In its latest World Rankings, FIFA crowned France as the top team in the world, as well as promoting the U.S. Men’s National Team to  No. 22 in the rankings. The USMNT now sits one spot behind Italy and one place ahead of Austria. England’s semifinal run also boosted the Three Lions to No. 6 in the world.

Both Russia and Croatia earned massive jumps in the rankings based on their excellent World Cup performances. Russia moved an impressive 21 places up to No. 49, while Croatia jumped 16 slots to the top five. Sweden also rose 11 places to No. 13. While Russia and Croatia made big moves up, two nations made moves in the opposite direction. Former World Cup champion Germany fell 14 places to No. 15, Argentina dropped six spots to No. 11 and Iceland and Poland both dropped ten spots. Egypt’s disastrous World Cup cost the national team 20 places, down to No. 65.

Behind France, the rest of the top 10 looks like this: Belgium, Brazil, Croatia, Uruguay, England, Portugal, Switzerland, Spain and Denmark. The latter two are both tied for ninth.

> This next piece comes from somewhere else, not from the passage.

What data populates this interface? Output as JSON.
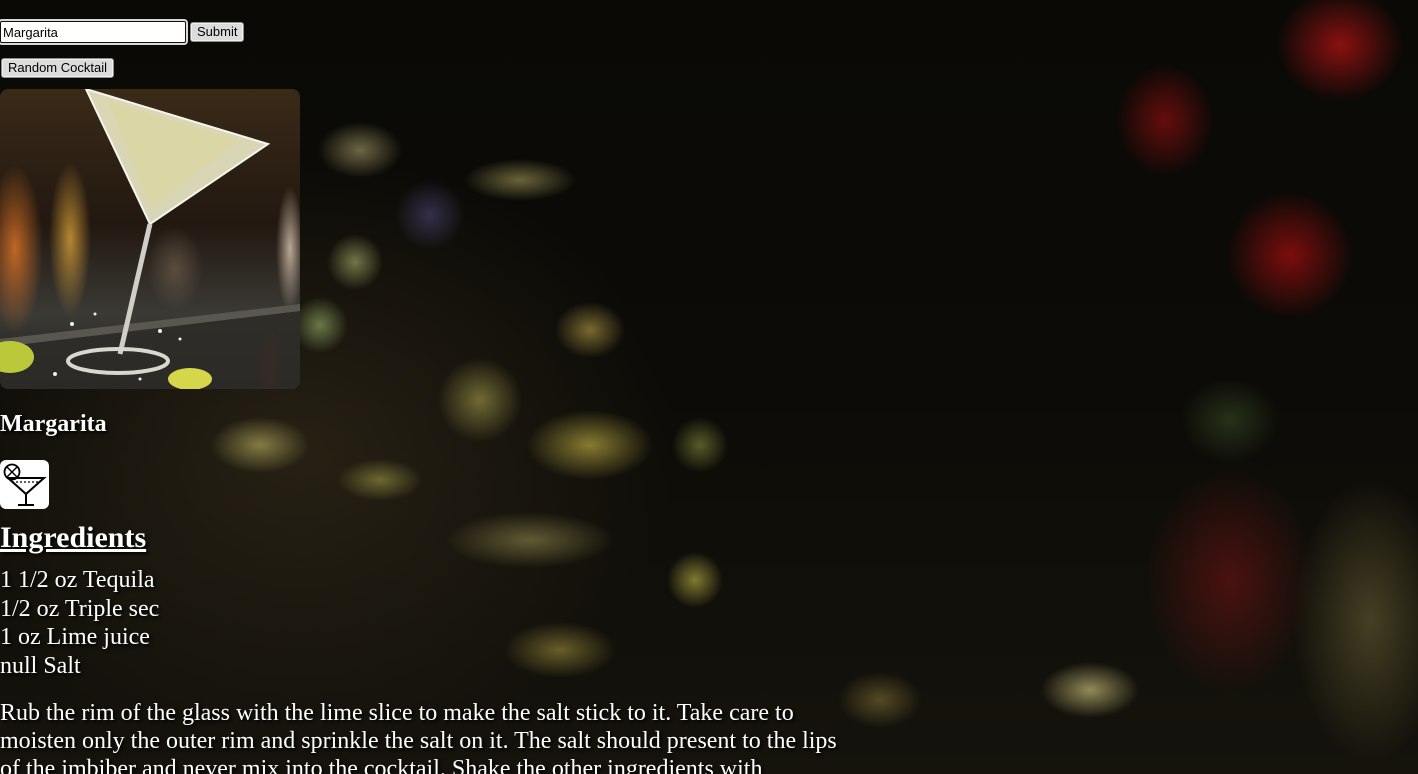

The next World Rankings will be released on September 20 following the September FIFA dates. The USMNT returns to action on September 7 against Brazil at MetLife Stadium in East Rutherford, New Jersey before heading to Nashville to take on Mexico on September 11. England hosts Spain in UEFA Nations League action on September 8 at Wembley Stadium before heading north to Leicester for a friendly match against Switzerland.